Not much noteworthy and nice for me to say about the places in Maui closer to the beach. Like I said before, Stella Blues was pretty good. We also tried the much-heralded Japanese/Hawaiian fusion mini-empire Sansei. Food writers go gaga over this place's sushi and fish. I thought it was just pretty good. I tried to keep them honest by ordering [nigiri] sushi, even though the place is very much oriented toward lovers of wacky-ass crunch rolls with sweet mango teriyaki bbq mayo sauce -- i.e., not aimed at Japanese nationals, none of whom were apparent in the packed place. To my tastes, the sushi ranged from very good (yellowtail and ahi, presumably local) to something you might get at the mall, to be charitable (ama ebi and tako -- cooked, cold, rubber, both). I will note that the tamago was exemplary, which I know is a big deal to sushi fetishists. In Maui, Sansei is certainly among the best restaurants and should be visited. I just don't think many folks here would get that excited about it if the place were in a big mainland city.
I cooked a lot and found myself stymied time and again in my search for fresh local fish and produce in Maui, where we were 7 of the 9 days.
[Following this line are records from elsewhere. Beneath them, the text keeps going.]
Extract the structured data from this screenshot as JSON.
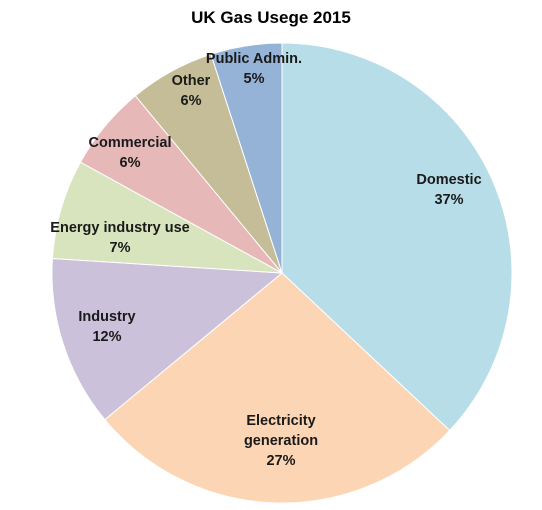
{
  "chart_data": {
    "type": "pie",
    "title": "UK Gas Usege 2015",
    "slices": [
      {
        "label": "Domestic",
        "value": 37,
        "display": "37%",
        "color": "#b7dde8"
      },
      {
        "label": "Electricity generation",
        "label_lines": [
          "Electricity",
          "generation"
        ],
        "value": 27,
        "display": "27%",
        "color": "#fcd5b5"
      },
      {
        "label": "Industry",
        "value": 12,
        "display": "12%",
        "color": "#ccc1da"
      },
      {
        "label": "Energy industry use",
        "value": 7,
        "display": "7%",
        "color": "#d7e4bd"
      },
      {
        "label": "Commercial",
        "value": 6,
        "display": "6%",
        "color": "#e6b9b8"
      },
      {
        "label": "Other",
        "value": 6,
        "display": "6%",
        "color": "#c4bd97"
      },
      {
        "label": "Public Admin.",
        "value": 5,
        "display": "5%",
        "color": "#95b3d7"
      }
    ]
  }
}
Damned hard even to find local papayas and mangoes, though some local stands had good stuff. I have a feeling I'd have better luck in the outskirts of Honolulu. Suffice to say, the Gulf, Chesapeake, Low-Country, Door County, Cape Cod,
whatever crab shacks, oyster shanties, fish camps and lobster shacks that I love do not happen at the beach in HI. Or, if they do, they are much, much harder to find -- on foot, by car, on the Internet. Good thing I like ramen about as much as fried fish. Oh, and the local coffee deserves its reputation. Good local stuff just about everywhere.
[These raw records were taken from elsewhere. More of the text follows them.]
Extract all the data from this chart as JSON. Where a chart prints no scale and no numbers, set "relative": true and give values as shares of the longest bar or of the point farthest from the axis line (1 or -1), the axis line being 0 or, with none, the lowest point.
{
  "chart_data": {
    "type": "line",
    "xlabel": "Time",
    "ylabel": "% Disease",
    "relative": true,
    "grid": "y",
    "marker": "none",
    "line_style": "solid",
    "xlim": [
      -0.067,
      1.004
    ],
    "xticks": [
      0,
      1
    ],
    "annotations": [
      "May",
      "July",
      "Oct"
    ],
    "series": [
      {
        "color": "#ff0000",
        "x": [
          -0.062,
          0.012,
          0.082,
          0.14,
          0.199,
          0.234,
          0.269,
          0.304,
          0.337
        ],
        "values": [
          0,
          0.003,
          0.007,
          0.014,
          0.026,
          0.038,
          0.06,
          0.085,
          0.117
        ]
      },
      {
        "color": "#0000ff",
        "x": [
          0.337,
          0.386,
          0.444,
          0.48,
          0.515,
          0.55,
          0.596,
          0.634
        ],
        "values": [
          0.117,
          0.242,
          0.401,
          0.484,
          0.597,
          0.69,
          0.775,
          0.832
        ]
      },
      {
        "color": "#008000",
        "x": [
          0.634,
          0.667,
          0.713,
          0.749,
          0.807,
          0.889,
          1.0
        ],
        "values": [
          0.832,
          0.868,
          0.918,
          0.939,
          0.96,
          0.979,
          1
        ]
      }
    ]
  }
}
A few stops on the way out are worth noting. The beachside restaurant at the Halukelani (one of the 3 classic old hotels in Waikiki, along with the Surfrider and Royal), House Without a Key (apparently of Charlie Chan fame), is well-loved by locals. Delightful. Not a word I use, but it was. The place is all class in a very unpretentious way. Although the menu is geared toward the Japanese who seem to pick this serene hotel over the other somewhat more lively grand dames, it holds a secret -- one of the best burgers I ever tasted. Loosely packed local beef from mellow Hawaiian cows cooked over charcoal was about as good as a burger gets. The problem is, I ordered the ramen (what else). Very nice, but not as good as my kid's burger.
Last, know that the plate lunch place in the Maui airport is a very fine example. For ten bucks, get the hand-carved roast beef, a ton of fried rice and a scoop of mac salad.